Die islamischen Terroristen von New York und Washington hatten das gleiche himmlische Ziel. Dies geht aus den erschütternden Selbstzeugnissen hervor, die sich in ihrem irrtümlich fehlgeleiteten Gepäck befanden. Sie beanspruchten ebenso wie alle anderen Muslime auch, den Gott Abrahams auf ihrer Seite zu haben. Den Weg in den Himmel wollten sie sich freilich anders bahnen, durch Tötung von "Ungläubigen" und durch "Selbstopferung".

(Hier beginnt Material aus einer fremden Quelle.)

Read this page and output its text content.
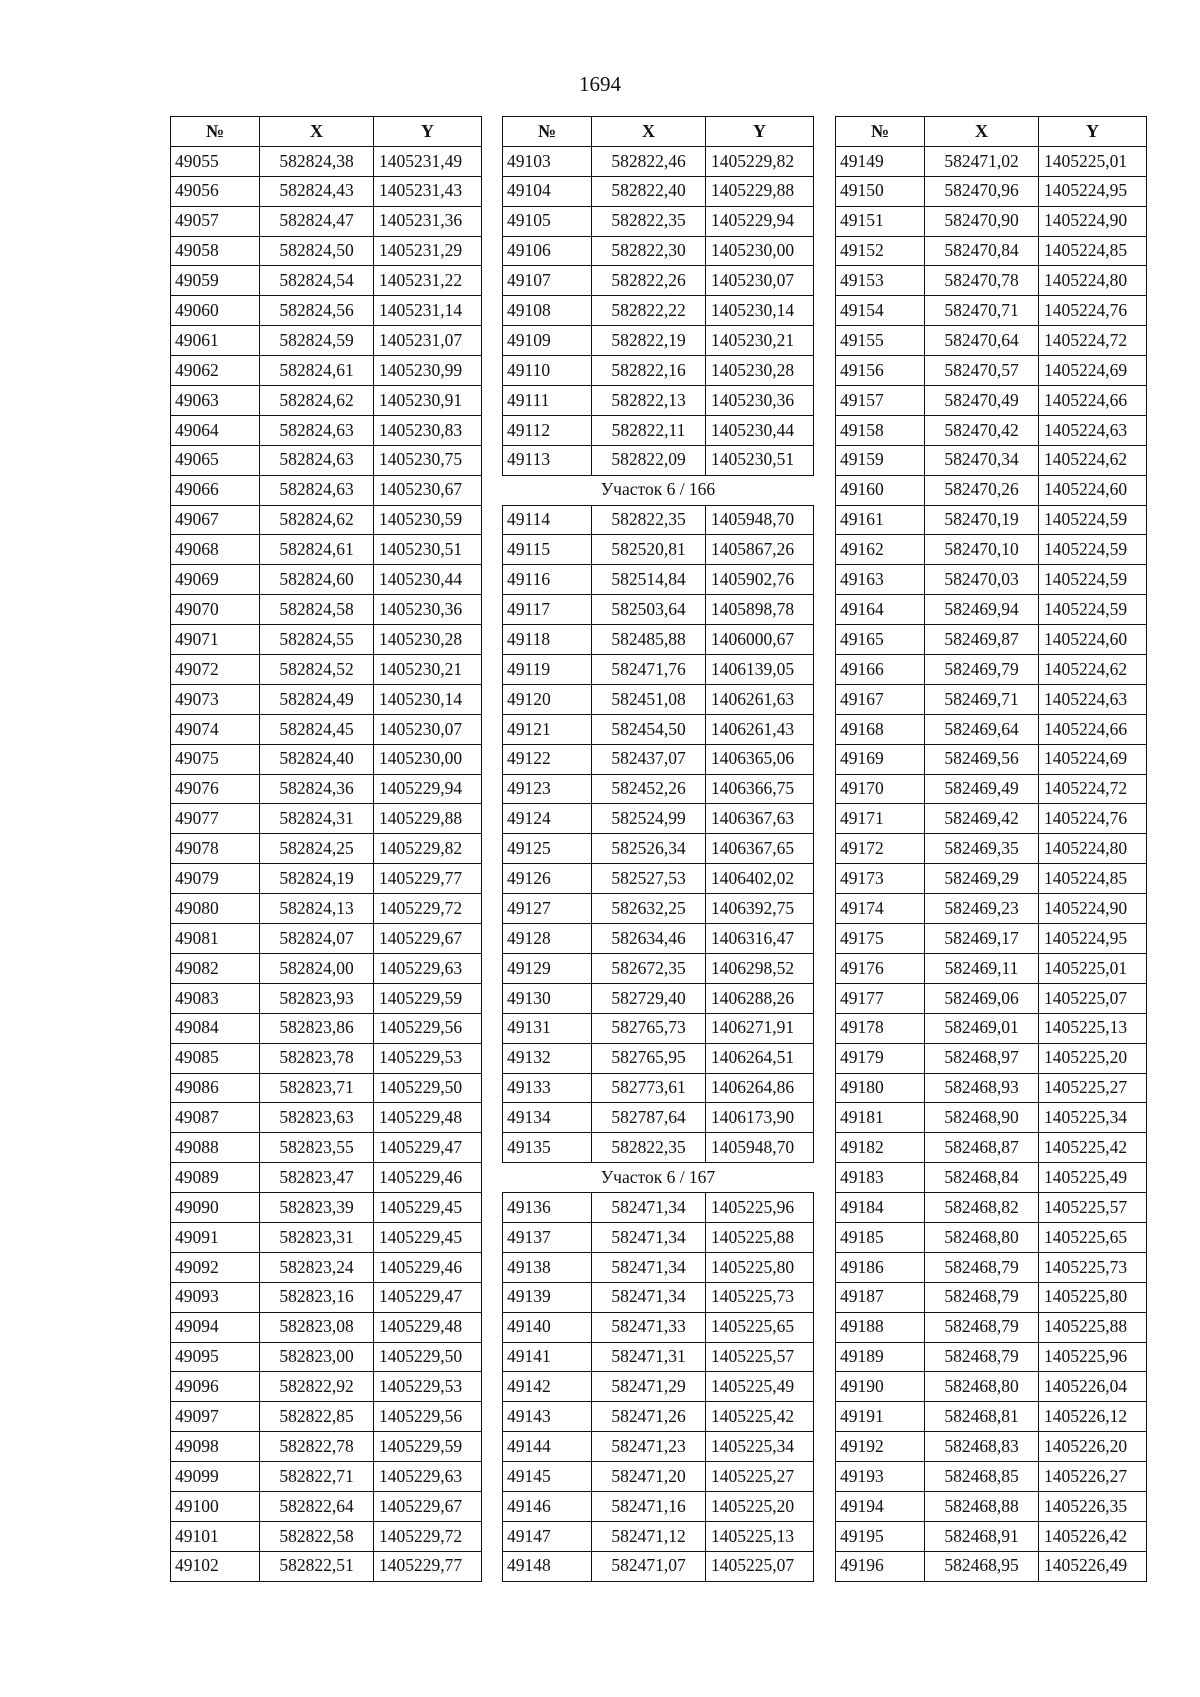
1694
№	X	Y
49055	582824,38	1405231,49
49056	582824,43	1405231,43
49057	582824,47	1405231,36
49058	582824,50	1405231,29
49059	582824,54	1405231,22
49060	582824,56	1405231,14
49061	582824,59	1405231,07
49062	582824,61	1405230,99
49063	582824,62	1405230,91
49064	582824,63	1405230,83
49065	582824,63	1405230,75
49066	582824,63	1405230,67
49067	582824,62	1405230,59
49068	582824,61	1405230,51
49069	582824,60	1405230,44
49070	582824,58	1405230,36
49071	582824,55	1405230,28
49072	582824,52	1405230,21
49073	582824,49	1405230,14
49074	582824,45	1405230,07
49075	582824,40	1405230,00
49076	582824,36	1405229,94
49077	582824,31	1405229,88
49078	582824,25	1405229,82
49079	582824,19	1405229,77
49080	582824,13	1405229,72
49081	582824,07	1405229,67
49082	582824,00	1405229,63
49083	582823,93	1405229,59
49084	582823,86	1405229,56
49085	582823,78	1405229,53
49086	582823,71	1405229,50
49087	582823,63	1405229,48
49088	582823,55	1405229,47
49089	582823,47	1405229,46
49090	582823,39	1405229,45
49091	582823,31	1405229,45
49092	582823,24	1405229,46
49093	582823,16	1405229,47
49094	582823,08	1405229,48
49095	582823,00	1405229,50
49096	582822,92	1405229,53
49097	582822,85	1405229,56
49098	582822,78	1405229,59
49099	582822,71	1405229,63
49100	582822,64	1405229,67
49101	582822,58	1405229,72
49102	582822,51	1405229,77
№	X	Y
49103	582822,46	1405229,82
49104	582822,40	1405229,88
49105	582822,35	1405229,94
49106	582822,30	1405230,00
49107	582822,26	1405230,07
49108	582822,22	1405230,14
49109	582822,19	1405230,21
49110	582822,16	1405230,28
49111	582822,13	1405230,36
49112	582822,11	1405230,44
49113	582822,09	1405230,51
Участок 6 / 166		
49114	582822,35	1405948,70
49115	582520,81	1405867,26
49116	582514,84	1405902,76
49117	582503,64	1405898,78
49118	582485,88	1406000,67
49119	582471,76	1406139,05
49120	582451,08	1406261,63
49121	582454,50	1406261,43
49122	582437,07	1406365,06
49123	582452,26	1406366,75
49124	582524,99	1406367,63
49125	582526,34	1406367,65
49126	582527,53	1406402,02
49127	582632,25	1406392,75
49128	582634,46	1406316,47
49129	582672,35	1406298,52
49130	582729,40	1406288,26
49131	582765,73	1406271,91
49132	582765,95	1406264,51
49133	582773,61	1406264,86
49134	582787,64	1406173,90
49135	582822,35	1405948,70
Участок 6 / 167		
49136	582471,34	1405225,96
49137	582471,34	1405225,88
49138	582471,34	1405225,80
49139	582471,34	1405225,73
49140	582471,33	1405225,65
49141	582471,31	1405225,57
49142	582471,29	1405225,49
49143	582471,26	1405225,42
49144	582471,23	1405225,34
49145	582471,20	1405225,27
49146	582471,16	1405225,20
49147	582471,12	1405225,13
49148	582471,07	1405225,07
№	X	Y
49149	582471,02	1405225,01
49150	582470,96	1405224,95
49151	582470,90	1405224,90
49152	582470,84	1405224,85
49153	582470,78	1405224,80
49154	582470,71	1405224,76
49155	582470,64	1405224,72
49156	582470,57	1405224,69
49157	582470,49	1405224,66
49158	582470,42	1405224,63
49159	582470,34	1405224,62
49160	582470,26	1405224,60
49161	582470,19	1405224,59
49162	582470,10	1405224,59
49163	582470,03	1405224,59
49164	582469,94	1405224,59
49165	582469,87	1405224,60
49166	582469,79	1405224,62
49167	582469,71	1405224,63
49168	582469,64	1405224,66
49169	582469,56	1405224,69
49170	582469,49	1405224,72
49171	582469,42	1405224,76
49172	582469,35	1405224,80
49173	582469,29	1405224,85
49174	582469,23	1405224,90
49175	582469,17	1405224,95
49176	582469,11	1405225,01
49177	582469,06	1405225,07
49178	582469,01	1405225,13
49179	582468,97	1405225,20
49180	582468,93	1405225,27
49181	582468,90	1405225,34
49182	582468,87	1405225,42
49183	582468,84	1405225,49
49184	582468,82	1405225,57
49185	582468,80	1405225,65
49186	582468,79	1405225,73
49187	582468,79	1405225,80
49188	582468,79	1405225,88
49189	582468,79	1405225,96
49190	582468,80	1405226,04
49191	582468,81	1405226,12
49192	582468,83	1405226,20
49193	582468,85	1405226,27
49194	582468,88	1405226,35
49195	582468,91	1405226,42
49196	582468,95	1405226,49
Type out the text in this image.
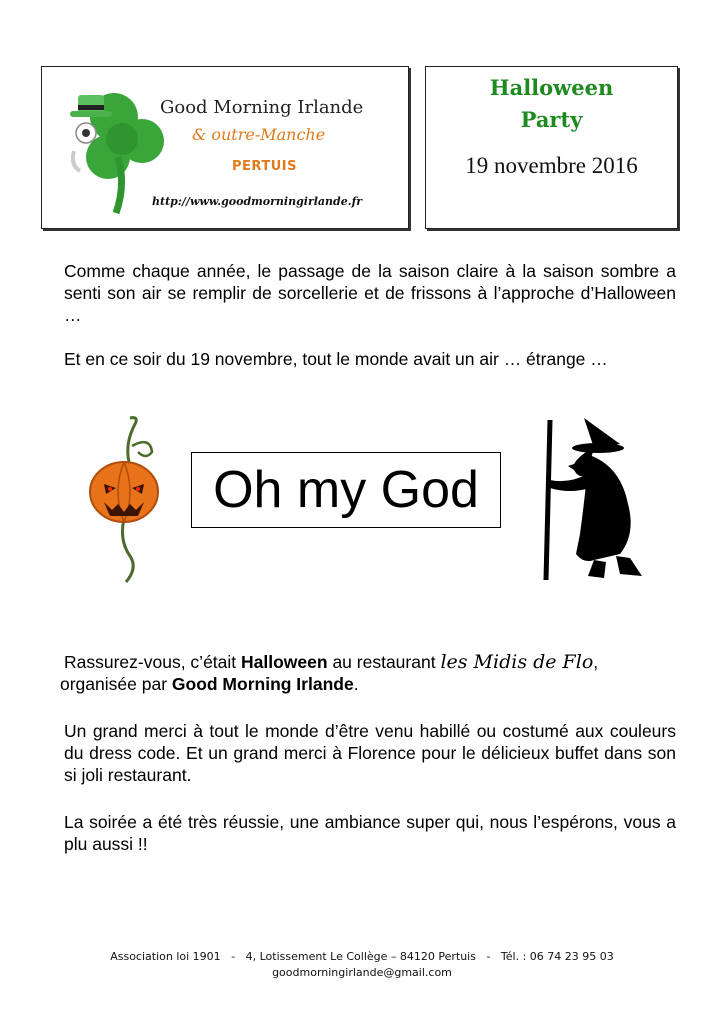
Good Morning Irlande
& outre-Manche
PERTUIS
http://www.goodmorningirlande.fr
Halloween
Party
19 novembre 2016
Comme chaque année, le passage de la saison claire à la saison sombre a senti son air se remplir de sorcellerie et de frissons à l’approche d’Halloween …
Et en ce soir du 19 novembre, tout le monde avait un air … étrange …
Oh my God
Rassurez-vous, c’était Halloween au restaurant les Midis de Flo,
organisée par Good Morning Irlande.
Un grand merci à tout le monde d’être venu habillé ou costumé aux couleurs du dress code. Et un grand merci à Florence pour le délicieux buffet dans son si joli restaurant.
La soirée a été très réussie, une ambiance super qui, nous l’espérons, vous a plu aussi !!
Association loi 1901   -   4, Lotissement Le Collège – 84120 Pertuis   -   Tél. : 06 74 23 95 03
goodmorningirlande@gmail.com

Es wäre zu wenig, bei der Verurteilung ihrer Gräueltaten stehenzubleiben. Man muss diese zu verstehen suchen. Wie steht es mit ähnlichen Gewaltakten von Juden und Christen? Hier kommt auf christlicher Seite David Koresh in den Blick und auf jüdischer Yigel Amir, der den Premierminister von Israel, Yitzhak Rabin, auf Befehl Gottes tötete. Ein gemeinsamer Nenner dieser religiösen Extremisten besteht wohl darin, dass sie die Propagierung eines religiösen Pluralismus für einen kulturellen Genozid halten und entsprechend auszurotten suchen. Demgegenüber haben nicht wenige Vertreter von Christentum, Judentum und Islam das Wort "Pluralismus" auf ihre Fahne geschrieben und sich in der modernen Welt eingerichtet. Indes ist daran zu erinnern, dass nicht nur der Koran Befehle zu Gewaltakten gegen Ungläubige enthält, sondern auch die biblischen Schriften, auf die sich Juden wie Christen gleichermaßen berufen. So wurden die Kanaanäer auf Befehl Gottes ausgemerzt und der Verfasser der Offenbarung des Johannes schwelgt in blutrünstiger Phantasie darüber, wie der römische Feind umgebracht wird. Juden, Christen und Muslime könnten die schreckliche Tat vom 11. September als Anlass zum Nachdenken darüber nehmen, wie viel von ihrer Religion noch übrig bleibt, wenn sie sich der grausamen Teile ihrer jeweiligen Heiligen Schrift entledigt haben. Am Ende nämlich muss Gott selbst abgerüstet werden, der allenthalben der "Herr" genannt wird. Denn auch ein solcher "Herr" ist allem pluralistischem Denken feind und hat in einer Demokratie, wo es um Mehrheiten geht, keinen Platz. Wer trotzdem an Gott, dem "Herrn" festhalten will, gleicht einem Krieger, der sich um eine herrenlos gewordene Flagge schart, ohne zu merken, dass sein "Herr" längst gefallen ist.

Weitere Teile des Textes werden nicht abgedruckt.